Par un arrêt du 9 mai 2025 (CE, n° 499096), le Conseil d'État censure une doctrine administrative qui limitait la portée du dispositif exceptionnel de report en arrière des déficits, ou carry-back, mis en place dans le cadre de la crise sanitaire. La Haute Juridiction administrative juge que les entreprises peuvent imputer leur déficit non seulement sur le bénéfice déclaré, mais aussi sur le bénéfice tel que rectifié par l'administration à la suite d'un contrôle. Cette décision aligne le régime exceptionnel sur les règles de droit commun du report en arrière et offre une plus grande flexibilité aux entreprises.

Contexte du litige : une doctrine administrative contestée

Pour soutenir la trésorerie des entreprises affectées par la pandémie de Covid-19, l'article 1er de la loi de finances rectificative pour 2021 a instauré un dispositif exceptionnel de report en arrière des déficits. Il permettait, par dérogation au régime de l'article 220 quinquies du Code général des impôts (CGI), d'imputer le premier déficit constaté entre le 30 juin 2020 et le 30 juin 2021 sur les bénéfices des trois exercices précédents (au lieu d'un seul).

Cependant, l'administration fiscale, dans ses commentaires publiés au BOFiP (BOI-IS-DEF-20-30, § 120), a précisé que les bénéfices d'imputation devaient s'entendre des seuls "bénéfices déclarés", à l'exclusion des rehaussements résultant d'un contrôle fiscal.

C'est cette interprétation que les sociétés du groupe Yves Rocher ont contestée, demandant l'abrogation de cette doctrine pour excès de pouvoir. Face au silence de l'administration, valant rejet implicite, elles ont saisi le Conseil d'État.

L'analyse du Conseil d'État : le renvoi au droit commun

Le Conseil d'État donne raison aux sociétés requérantes en se fondant sur une lecture combinée des textes et de l'intention du législateur.

Le bénéfice d'imputation inclut les rectifications

La Haute Juridiction rappelle d'abord la règle applicable dans le cadre du dispositif de droit commun de l'article 220 quinquies du CGI. Une entreprise peut, par voie de réclamation contentieuse, demander le report en arrière d'un déficit sur le résultat de l'exercice précédent, y compris lorsque ce résultat a été rectifié par l'administration.

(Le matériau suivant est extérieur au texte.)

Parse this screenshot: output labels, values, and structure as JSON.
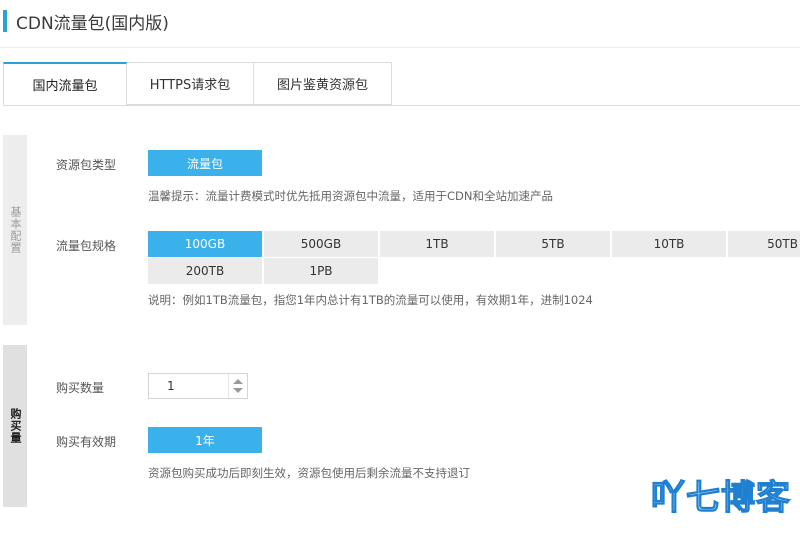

Le Conseil d'État analyse ensuite le texte du dispositif exceptionnel. La loi du 19 juillet 2021 précise que les bénéfices d'imputation sont déterminés "dans les conditions prévues à l'article 220 quinquies du code général des impôts". Il en déduit que, hormis les dérogations expresses prévues par la loi (nombre d'exercices d'imputation et plafonnement), le législateur a entendu soumettre le régime exceptionnel aux mêmes modalités de calcul que le régime de droit commun.

Par conséquent, rien ne justifiait d'écarter la prise en compte des rectifications fiscales pour le calcul du bénéfice d'imputation.

Censure de la doctrine pour incompétence

En limitant l'imputation aux seuls bénéfices déclarés, la doctrine administrative a ajouté à la loi une condition qu'elle ne contenait pas. Elle a ainsi restreint "incompétemment la portée de la disposition législative qu'il a pour objet de commenter". Le Conseil d'État annule donc la décision de refus d'abroger ce paragraphe de la doctrine.

Implications pratiques de la décision

Cet arrêt sécurise et optimise la gestion du report en arrière des déficits pour les entreprises ayant utilisé le dispositif exceptionnel "Covid".

  • Optimisation de la créance de carry-back : Les entreprises qui ont fait l'objet d'un rehaussement de leur bénéfice sur l'un des trois exercices d'imputation (2017, 2018 ou 2019 pour un déficit en 2020) peuvent désormais imputer leur déficit sur cette base élargie. Cela permet de générer une créance de report en arrière plus importante et d'améliorer leur trésorerie.
  • Possibilité de réclamation : Les entreprises qui s'étaient auto-limitées en appliquant la doctrine administrative peuvent désormais déposer une réclamation contentieuse pour demander un recalcul de leur créance, dans le respect des délais de prescription.
  • Confirmation d'un principe : La décision confirme que, sauf disposition contraire expresse, les régimes dérogatoires de report en arrière doivent être lus à la lumière des principes du régime de droit commun. Toute restriction apportée par la doctrine administrative qui n'est pas fondée sur la loi est illégale.